Agrès acrobates d'Anna Jouy

« la danse enfile le bas du soir
 
dans l’air
dans l’eau
toujours ce raffut de lumière 
le chorégraphe baise des voiles de mouettes
 
on poste un jour un cri dans l’eau
espérant qu’un peu de marée fera bouger la lune
mais cette révolution de bourbon ne fait que nous rendre plus noir »
 
Format 12,5x21cm, 64 pages - Prix de vente : 8 euros

Anna Jouy n’a pas peur des mots. Le je est présent dans sa poésie et agit, ne s’en laisse pas compter. Voilà une poésie nerveuse, musclée, qui ne s’embarrasse pas des convenances afin de pouvoir faire crisser des gonds interdits et surgir le sang des mots.

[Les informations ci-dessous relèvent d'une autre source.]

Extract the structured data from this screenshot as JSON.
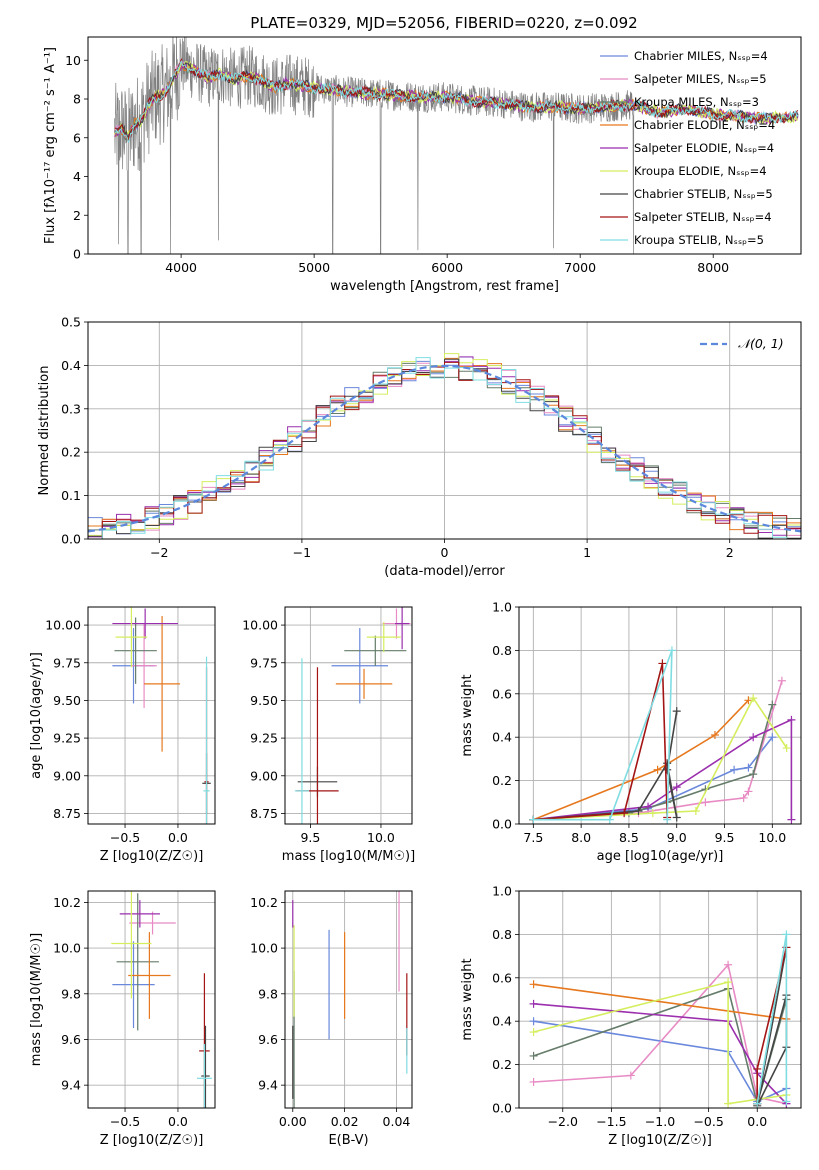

Assurément les mots se pendent aux phrases et dessinent des figures à la limite de l’équilibre : les attaches d’amour nous tiennent au vol / je fuis comme un piano qui picore / j’allonge une main à dessouder la lune, les vers sont nombreux qui donnent le vertige et font grimper haut vers une rêverie des corps, vivement incarnée dans la réalité de la chair et de la présence : mon sang à même les draps / ces rubis écoulés / mosaïque incarnat jetée comme des pleurs / entre vos jambes d’homme.